# CS代考程序代写 data science decision tree python SQL Data 100 Principles and Techniques of Data Science

Data 100 Principles and Techniques of Data Science

Summer 2019

INSTRUCTIONS

Final Solutions

• You have 2 hours and 50 minutes to complete the exam.

• The exam is closed book, closed notes, closed computer, closed calculator, except for the provided midterm

reference sheet and up to two 8.5″ × 11″ sheets of notes of your own creation.

• There are 12 pages on this exam and a total of 110 points possible.

• Write your name at the top of each sheet of the exam.

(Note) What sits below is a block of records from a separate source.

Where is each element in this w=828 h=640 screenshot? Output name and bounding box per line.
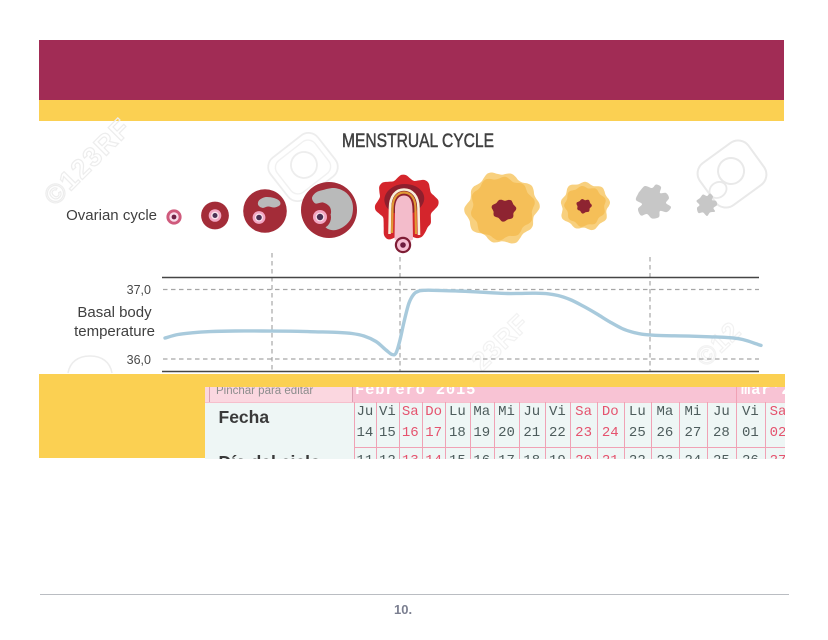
svg-text:©123RF: ©123RF (38, 112, 137, 211)
svg-text:23RF: 23RF (465, 308, 534, 377)
svg-text:©12: ©12 (689, 315, 747, 372)
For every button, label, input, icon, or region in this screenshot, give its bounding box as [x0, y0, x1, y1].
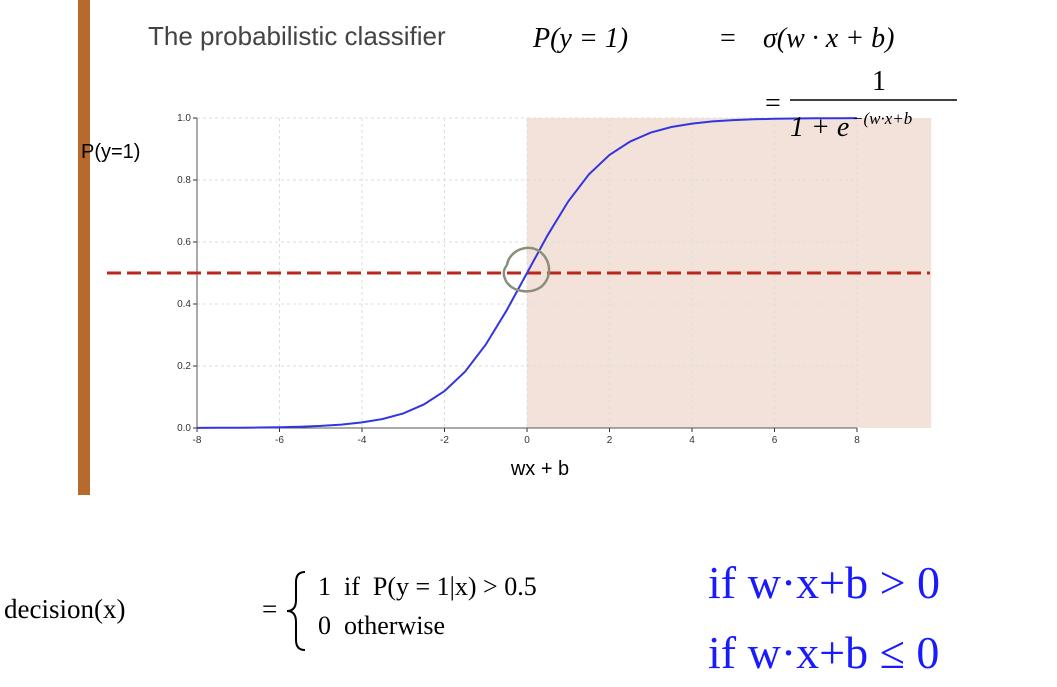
y-tick-label: 0.6: [177, 237, 191, 248]
fraction-num: 1: [872, 66, 886, 97]
decision-lhs: decision(x): [4, 594, 125, 624]
case-1: 1 if P(y = 1|x) > 0.5: [318, 572, 537, 601]
fraction-exp: −(w·x+b: [852, 109, 912, 128]
formula-eq: =: [720, 23, 736, 54]
fraction-den: 1 + e: [790, 112, 849, 143]
x-axis-label: wx + b: [510, 458, 569, 480]
x-tick-label: 0: [524, 435, 530, 446]
sigmoid-curve: [196, 117, 858, 429]
y-axis-label: P(y=1): [81, 141, 140, 163]
y-tick-label: 0.4: [177, 299, 191, 310]
x-tick-label: 8: [854, 435, 860, 446]
formula-lhs: P(y = 1): [532, 23, 628, 54]
highlight-circle: [502, 246, 551, 293]
y-tick-label: 1.0: [177, 113, 191, 124]
condition-2: if w·x+b ≤ 0: [708, 627, 939, 678]
x-tick-label: 6: [772, 435, 778, 446]
y-tick-label: 0.0: [177, 423, 191, 434]
plot: 0.0 0.2 0.4 0.6 0.8 1.0 -8 -6 -4 -2 0 2 4 6 8 P(y=1) wx …: [81, 113, 932, 480]
x-tick-label: 2: [607, 435, 613, 446]
fraction-eq: =: [765, 88, 781, 119]
x-tick-label: -4: [358, 435, 367, 446]
x-tick-label: -8: [193, 435, 202, 446]
axes-frame: [196, 118, 857, 429]
accent-bar: [78, 0, 90, 495]
x-tick-label: -2: [440, 435, 449, 446]
x-tick-label: 4: [689, 435, 695, 446]
decision-eq: =: [262, 594, 277, 624]
title: The probabilistic classifier: [148, 21, 446, 51]
y-tick-label: 0.2: [177, 361, 191, 372]
condition-1: if w·x+b > 0: [708, 557, 940, 608]
case-2: 0 otherwise: [318, 611, 445, 640]
x-tick-label: -6: [275, 435, 284, 446]
brace: [286, 571, 306, 651]
formula-rhs: σ(w · x + b): [763, 23, 894, 54]
y-tick-label: 0.8: [177, 175, 191, 186]
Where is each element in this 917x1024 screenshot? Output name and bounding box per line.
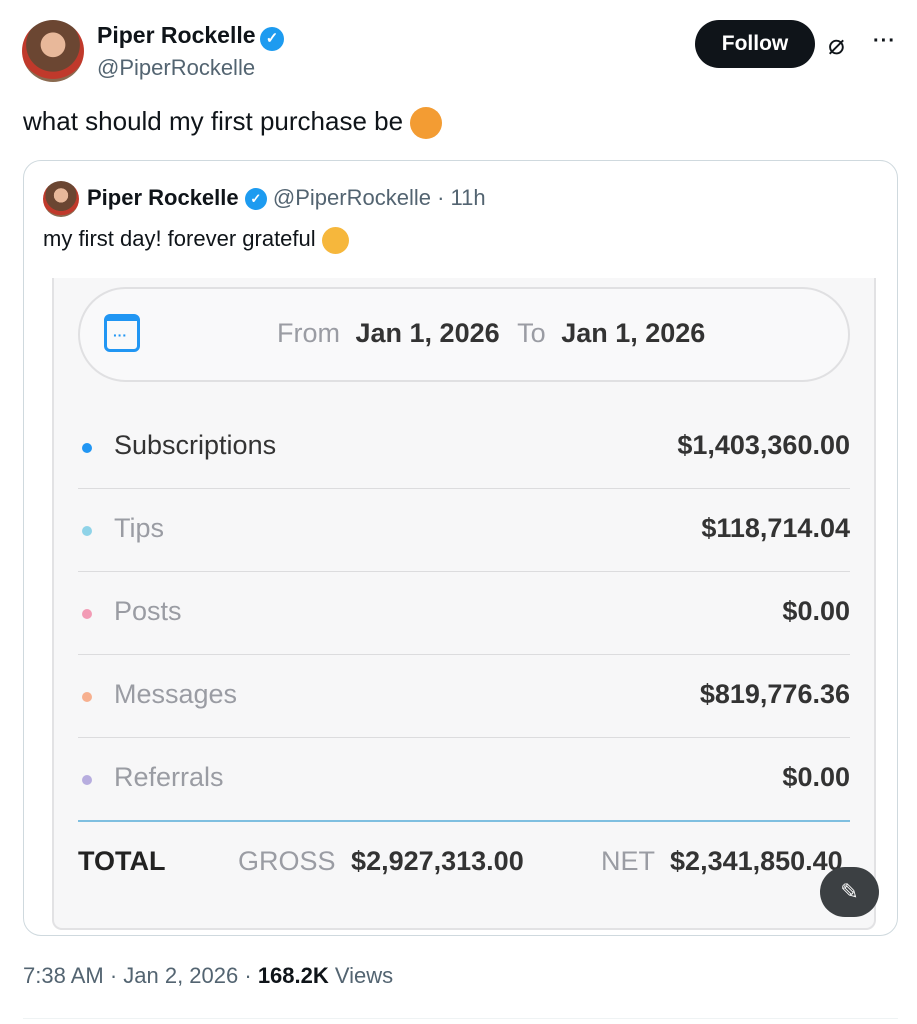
divider bbox=[23, 1018, 898, 1019]
gross-value: $2,927,313.00 bbox=[351, 846, 524, 876]
grok-icon[interactable]: ⌀ bbox=[828, 29, 845, 60]
row-value: $118,714.04 bbox=[701, 513, 850, 543]
net-total: NET $2,341,850.40 bbox=[601, 846, 843, 877]
row-value: $819,776.36 bbox=[699, 679, 850, 709]
from-label: From bbox=[277, 318, 340, 348]
quoted-age: · 11h bbox=[437, 185, 486, 210]
date-range-text: From Jan 1, 2026 To Jan 1, 2026 bbox=[277, 318, 705, 349]
category-dot-icon bbox=[82, 609, 92, 619]
pleading-face-emoji-icon bbox=[321, 226, 349, 254]
author-handle[interactable]: @PiperRockelle bbox=[97, 54, 256, 80]
to-date: Jan 1, 2026 bbox=[561, 318, 706, 348]
gross-total: GROSS $2,927,313.00 bbox=[238, 846, 524, 877]
row-value: $0.00 bbox=[782, 762, 850, 792]
quoted-author-avatar bbox=[43, 181, 79, 217]
date-range-picker bbox=[78, 287, 850, 382]
earnings-row: Messages $819,776.36 bbox=[78, 655, 850, 738]
verified-badge-icon: ✓ bbox=[244, 188, 267, 211]
row-label: Referrals bbox=[114, 762, 224, 792]
row-label: Subscriptions bbox=[114, 430, 277, 460]
earnings-row: Posts $0.00 bbox=[78, 572, 850, 655]
quoted-tweet[interactable] bbox=[23, 160, 898, 936]
quoted-author-name: Piper Rockelle bbox=[87, 185, 239, 210]
calendar-icon: ··· bbox=[104, 314, 140, 352]
quoted-header: Piper Rockelle ✓ @PiperRockelle · 11h bbox=[87, 185, 486, 211]
verified-badge-icon: ✓ bbox=[259, 26, 284, 51]
quoted-text-content: my first day! forever grateful bbox=[43, 226, 316, 251]
gross-label: GROSS bbox=[238, 846, 336, 876]
more-options-icon[interactable]: ··· bbox=[873, 30, 896, 52]
edit-image-button[interactable]: ✎ bbox=[820, 867, 879, 917]
quoted-text: my first day! forever grateful bbox=[43, 226, 349, 254]
row-label: Messages bbox=[114, 679, 238, 709]
follow-button[interactable]: Follow bbox=[695, 20, 815, 68]
category-dot-icon bbox=[82, 775, 92, 785]
author-info: Piper Rockelle ✓ @PiperRockelle bbox=[97, 22, 284, 81]
row-label: Posts bbox=[114, 596, 182, 626]
earnings-row: Tips $118,714.04 bbox=[78, 489, 850, 572]
from-date: Jan 1, 2026 bbox=[355, 318, 500, 348]
tweet-text-content: what should my first purchase be bbox=[23, 106, 404, 136]
earnings-row: Referrals $0.00 bbox=[78, 738, 850, 821]
row-value: $0.00 bbox=[782, 596, 850, 626]
timestamp[interactable]: 7:38 AM · Jan 2, 2026 · bbox=[23, 963, 258, 988]
author-avatar[interactable] bbox=[22, 20, 84, 82]
author-name[interactable]: Piper Rockelle bbox=[97, 22, 256, 48]
total-label: TOTAL bbox=[78, 846, 166, 876]
tweet-text: what should my first purchase be bbox=[23, 106, 443, 140]
net-label: NET bbox=[601, 846, 655, 876]
row-value: $1,403,360.00 bbox=[677, 430, 850, 460]
to-label: To bbox=[517, 318, 546, 348]
total-divider bbox=[78, 820, 850, 822]
tweet-meta: 7:38 AM · Jan 2, 2026 · 168.2K Views bbox=[23, 963, 393, 989]
quoted-author-handle: @PiperRockelle bbox=[272, 185, 431, 210]
category-dot-icon bbox=[82, 692, 92, 702]
views-label: Views bbox=[328, 963, 394, 988]
category-dot-icon bbox=[82, 443, 92, 453]
net-value: $2,341,850.40 bbox=[670, 846, 843, 876]
hand-over-mouth-emoji-icon bbox=[410, 107, 443, 140]
views-count: 168.2K bbox=[257, 963, 329, 988]
category-dot-icon bbox=[82, 526, 92, 536]
earnings-row: Subscriptions $1,403,360.00 bbox=[78, 406, 850, 489]
row-label: Tips bbox=[114, 513, 165, 543]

• Mark your answers on the exam itself. We will not grade answers written on scratch paper.

Last name

First name

Student ID number

CalCentral email (_@berkeley.edu)

Name of the person to your left

Name of the person to your right

All the work on this exam is my own.

(please sign)

Terminology and Notation Reference:

exp(x)

ex

log(x)

loge x

Linear regression model

fθ(x) = x · θ = θ · x

Logistic (or sigmoid) function

σ(t) = 1 1+exp(−t)

Logistic regression model

fθ(x)=P(Y =1|X)=σ(θ·x)

Squared error loss function

l(x, y, θ) = (y − fθ (x))2

Absolute error loss function

l(x, y, θ) = |y − fθ (x)|

Cross-entropy loss function

l(x, y, θ) = −y log fθ (x) − (1 − y) log(1 − fθ (x))

Bias

Bias(θˆ, θ∗) = E[θˆ] − θ∗

Variance

Var(θˆ) = E[(θˆ− E[θˆ])2]

2

This page is intentionally left blank, but feel free to use it as scratch paper.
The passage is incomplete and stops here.